Joe Lieberman has consistently advocated that Democrats respond to the lies, the manipulations, the tactical and strategic disasters of the Bush presidency by going along with everything the Boy King wanted. Not to do so, in Joe's mind, would cause vengeance to rain down on Democrats from the mighty Republicans. Is this not a doctrine of appeasement in its purest form?

Joe, of course, is consistent only in being a warmonger. He is a tool of right-wing Israeli politics, and a creature of defense industry contractors (big in CT). If our politics has descended to "Strong = eager to kill" then God help us all. He won't do much for Lieberkrieg.
And this one, from "Red State Progressive":

If Hell exists...

There is a special place for Joe Lieberman.
Also included are photoshopped graphic images, with one picturing Senator Lieberman as a "giant douche" bag, which is captioned, "No offense to douches intended..."

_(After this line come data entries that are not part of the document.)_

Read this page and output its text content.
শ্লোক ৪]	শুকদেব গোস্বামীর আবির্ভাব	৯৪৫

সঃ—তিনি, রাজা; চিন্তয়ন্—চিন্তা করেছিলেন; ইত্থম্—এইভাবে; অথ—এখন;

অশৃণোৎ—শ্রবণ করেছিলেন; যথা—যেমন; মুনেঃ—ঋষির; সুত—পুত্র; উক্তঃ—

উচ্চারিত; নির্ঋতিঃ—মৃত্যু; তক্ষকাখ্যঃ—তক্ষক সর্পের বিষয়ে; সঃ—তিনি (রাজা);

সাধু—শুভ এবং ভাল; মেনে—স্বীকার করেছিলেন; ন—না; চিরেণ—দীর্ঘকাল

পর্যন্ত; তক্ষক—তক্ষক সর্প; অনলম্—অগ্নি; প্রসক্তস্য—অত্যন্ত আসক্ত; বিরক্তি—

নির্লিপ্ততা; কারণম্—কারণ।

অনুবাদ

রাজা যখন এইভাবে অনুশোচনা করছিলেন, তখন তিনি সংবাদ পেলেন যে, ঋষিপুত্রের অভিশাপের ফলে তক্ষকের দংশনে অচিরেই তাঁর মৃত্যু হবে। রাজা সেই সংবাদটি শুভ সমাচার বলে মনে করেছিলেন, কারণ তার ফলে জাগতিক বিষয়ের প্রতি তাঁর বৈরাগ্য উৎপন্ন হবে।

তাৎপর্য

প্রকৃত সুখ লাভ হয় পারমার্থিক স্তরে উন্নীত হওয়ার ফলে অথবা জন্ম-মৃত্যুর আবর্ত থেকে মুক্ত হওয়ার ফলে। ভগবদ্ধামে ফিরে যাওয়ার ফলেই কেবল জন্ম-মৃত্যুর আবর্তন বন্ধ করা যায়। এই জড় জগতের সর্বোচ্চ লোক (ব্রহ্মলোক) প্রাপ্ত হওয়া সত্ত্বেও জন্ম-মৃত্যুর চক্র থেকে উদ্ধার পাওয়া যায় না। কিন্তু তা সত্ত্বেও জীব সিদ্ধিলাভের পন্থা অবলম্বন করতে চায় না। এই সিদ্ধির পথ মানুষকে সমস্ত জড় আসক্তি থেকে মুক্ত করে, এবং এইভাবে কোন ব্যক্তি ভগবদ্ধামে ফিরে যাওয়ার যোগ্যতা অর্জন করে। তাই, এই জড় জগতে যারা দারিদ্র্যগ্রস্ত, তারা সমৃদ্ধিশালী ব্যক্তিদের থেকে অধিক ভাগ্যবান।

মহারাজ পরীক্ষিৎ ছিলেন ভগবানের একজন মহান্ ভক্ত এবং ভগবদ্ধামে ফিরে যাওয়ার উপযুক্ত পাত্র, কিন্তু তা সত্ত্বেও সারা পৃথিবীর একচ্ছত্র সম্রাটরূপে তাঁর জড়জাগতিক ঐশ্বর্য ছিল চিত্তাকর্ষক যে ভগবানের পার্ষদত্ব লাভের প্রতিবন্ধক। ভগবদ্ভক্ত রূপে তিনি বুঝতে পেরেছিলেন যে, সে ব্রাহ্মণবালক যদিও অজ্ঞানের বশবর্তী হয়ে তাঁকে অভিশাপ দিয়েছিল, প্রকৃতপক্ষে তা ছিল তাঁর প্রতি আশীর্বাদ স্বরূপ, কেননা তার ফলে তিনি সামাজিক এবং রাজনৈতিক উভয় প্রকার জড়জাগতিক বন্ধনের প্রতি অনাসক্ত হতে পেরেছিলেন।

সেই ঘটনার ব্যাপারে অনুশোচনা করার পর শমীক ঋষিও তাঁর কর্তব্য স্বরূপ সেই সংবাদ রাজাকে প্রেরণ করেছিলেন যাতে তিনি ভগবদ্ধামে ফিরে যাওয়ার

So, with Daily Kos we see the commentocracy as essentially the Wild West of
secular demonology.

Where at others left-wing outfits, like the Huffington Post, the problem of hatred is recognized and remedied (Huffington Post frequently closes its entries to comments, for example, for its report on the Times Square bombing in March and after publishing its obituary for Jesse Helms more recently), at Kos the commentocracy of hate is celebrated as "creative."

Perhaps it might be the case that Daily Kos, and other "progressive" blogs will see their influence fade upon the accession of Barack Obama to power in January, should the Illinois Senator prevail in November.

It's wishful thinking to bank on such an outcome, but perhaps with a Democratic victory the demonology of progressive blogging will become little seen and not heard among the more civilized practitioners of online communications.